En remerciement pour ce service rendu, l’Empereur lui accorde le droit de rejoindre son armée de chevaliers et l’adoube donc lui-même. A cette occasion, Belleas sent sa poitrine se gonfler de fierté. Il ne regrette pas un seul instant de l’avoir adoptée, elle a prouvé sa valeur et la prouvera encore, il n’en doute pas.
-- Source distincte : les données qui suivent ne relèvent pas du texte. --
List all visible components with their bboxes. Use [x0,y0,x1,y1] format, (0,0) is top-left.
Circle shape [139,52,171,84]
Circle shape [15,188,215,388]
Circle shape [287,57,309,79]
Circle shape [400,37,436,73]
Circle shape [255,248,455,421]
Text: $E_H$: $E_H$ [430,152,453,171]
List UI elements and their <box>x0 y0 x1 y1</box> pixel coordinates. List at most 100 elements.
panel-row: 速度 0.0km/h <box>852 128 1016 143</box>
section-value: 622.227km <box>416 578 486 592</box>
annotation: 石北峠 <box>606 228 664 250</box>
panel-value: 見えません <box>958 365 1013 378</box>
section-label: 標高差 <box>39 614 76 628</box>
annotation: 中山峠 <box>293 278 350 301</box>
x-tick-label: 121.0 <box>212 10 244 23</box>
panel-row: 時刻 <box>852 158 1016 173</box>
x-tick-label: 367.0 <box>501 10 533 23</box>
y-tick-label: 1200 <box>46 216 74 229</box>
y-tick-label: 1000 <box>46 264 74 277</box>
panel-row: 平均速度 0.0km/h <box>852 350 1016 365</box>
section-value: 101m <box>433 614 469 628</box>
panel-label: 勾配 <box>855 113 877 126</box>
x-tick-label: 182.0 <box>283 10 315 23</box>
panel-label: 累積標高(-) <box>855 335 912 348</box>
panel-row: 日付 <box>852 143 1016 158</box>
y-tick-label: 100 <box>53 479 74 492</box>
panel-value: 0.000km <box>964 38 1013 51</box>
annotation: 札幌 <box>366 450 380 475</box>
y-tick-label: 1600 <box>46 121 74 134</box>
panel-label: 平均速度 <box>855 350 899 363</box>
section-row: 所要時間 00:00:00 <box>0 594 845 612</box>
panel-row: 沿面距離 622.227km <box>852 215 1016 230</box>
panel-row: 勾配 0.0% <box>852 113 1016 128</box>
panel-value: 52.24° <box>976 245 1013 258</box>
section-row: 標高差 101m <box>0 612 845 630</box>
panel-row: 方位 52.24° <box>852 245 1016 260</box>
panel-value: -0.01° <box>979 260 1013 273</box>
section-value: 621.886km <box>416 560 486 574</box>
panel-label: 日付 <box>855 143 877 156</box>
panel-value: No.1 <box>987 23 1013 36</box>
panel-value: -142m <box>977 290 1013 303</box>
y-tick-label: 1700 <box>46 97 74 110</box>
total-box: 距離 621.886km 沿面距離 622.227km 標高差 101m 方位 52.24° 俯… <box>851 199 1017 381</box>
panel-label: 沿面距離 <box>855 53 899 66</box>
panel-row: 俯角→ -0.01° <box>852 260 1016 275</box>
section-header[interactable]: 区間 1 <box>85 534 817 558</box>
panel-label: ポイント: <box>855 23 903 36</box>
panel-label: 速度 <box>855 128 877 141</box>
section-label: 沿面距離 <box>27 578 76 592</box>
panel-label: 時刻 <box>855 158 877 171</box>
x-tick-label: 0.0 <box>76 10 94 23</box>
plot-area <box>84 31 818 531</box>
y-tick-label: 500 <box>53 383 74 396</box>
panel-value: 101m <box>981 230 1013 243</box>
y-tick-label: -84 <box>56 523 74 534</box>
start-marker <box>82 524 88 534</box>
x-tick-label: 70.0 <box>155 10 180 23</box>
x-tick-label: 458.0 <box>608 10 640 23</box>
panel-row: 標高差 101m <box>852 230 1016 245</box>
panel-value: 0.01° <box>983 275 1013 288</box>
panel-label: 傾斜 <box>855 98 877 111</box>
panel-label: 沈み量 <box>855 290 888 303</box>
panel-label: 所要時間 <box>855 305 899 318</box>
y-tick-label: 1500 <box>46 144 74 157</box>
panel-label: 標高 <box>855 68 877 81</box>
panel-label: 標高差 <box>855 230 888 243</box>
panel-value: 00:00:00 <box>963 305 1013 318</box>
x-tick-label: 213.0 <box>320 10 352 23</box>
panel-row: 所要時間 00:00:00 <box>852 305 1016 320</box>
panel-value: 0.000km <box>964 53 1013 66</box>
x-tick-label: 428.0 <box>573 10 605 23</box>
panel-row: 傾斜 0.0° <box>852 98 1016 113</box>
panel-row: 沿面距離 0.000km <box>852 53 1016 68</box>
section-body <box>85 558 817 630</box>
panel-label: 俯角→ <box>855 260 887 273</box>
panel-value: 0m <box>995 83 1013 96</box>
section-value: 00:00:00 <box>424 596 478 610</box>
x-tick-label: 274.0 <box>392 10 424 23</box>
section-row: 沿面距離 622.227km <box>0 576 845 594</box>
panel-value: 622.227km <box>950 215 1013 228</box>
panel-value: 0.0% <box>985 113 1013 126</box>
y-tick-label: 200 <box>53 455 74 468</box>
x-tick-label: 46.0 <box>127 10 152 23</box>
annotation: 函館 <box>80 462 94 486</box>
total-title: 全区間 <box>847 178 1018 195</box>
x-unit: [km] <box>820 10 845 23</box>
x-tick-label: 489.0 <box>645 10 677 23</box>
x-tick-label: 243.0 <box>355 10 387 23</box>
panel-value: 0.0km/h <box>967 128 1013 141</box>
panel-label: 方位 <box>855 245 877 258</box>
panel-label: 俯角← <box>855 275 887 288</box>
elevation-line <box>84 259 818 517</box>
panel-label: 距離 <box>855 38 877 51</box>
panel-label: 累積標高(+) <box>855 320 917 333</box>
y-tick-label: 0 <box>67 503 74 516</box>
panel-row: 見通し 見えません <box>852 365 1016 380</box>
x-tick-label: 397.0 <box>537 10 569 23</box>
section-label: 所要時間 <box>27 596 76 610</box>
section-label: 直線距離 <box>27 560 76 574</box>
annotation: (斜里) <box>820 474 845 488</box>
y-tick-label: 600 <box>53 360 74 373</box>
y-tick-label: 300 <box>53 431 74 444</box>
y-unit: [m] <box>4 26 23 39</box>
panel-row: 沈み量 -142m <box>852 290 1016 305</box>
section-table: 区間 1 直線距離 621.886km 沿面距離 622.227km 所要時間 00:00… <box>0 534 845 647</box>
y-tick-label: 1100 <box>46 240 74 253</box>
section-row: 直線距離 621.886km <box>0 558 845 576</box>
Depuis Lors, la jeune femme voue sa vie à la protection du royaume et de tous ses habitants. Elle est très reconnaissante envers l’Empereur et apprendre que sa femme est sans doute stérile la chagrine. La vie est parfois cruelle. Et certains de ses camarades chevaliers ne le sont pas moins. Elle prend alors un malin plaisir à leur faire mordre la poussière dès qu’elle en a l’occasion, leur rappelant ainsi qu’une femme a autant de valeur qu’un homme, sinon plus.
Les années passent tranquillement pour Solyane qui ne se repose pas sur ses lauriers, entre missions de reconnaissance ou autre, entrainement et réceptions organisées par son très cher père qui désespère de lui trouver un homme un jour. Elle les trouve toujours trop pompeux, suffisants, frivoles, grossiers etc…en tous les cas elle trouve toujours une raison de les repousser.
A 25 ans, la demoiselle est donc toujours célibataire et cela lui convient. Et comme tout le monde ou presque, elle s’inquiète de la situation en Félionia mais surtout de cette étrange étoile tombée du ciel.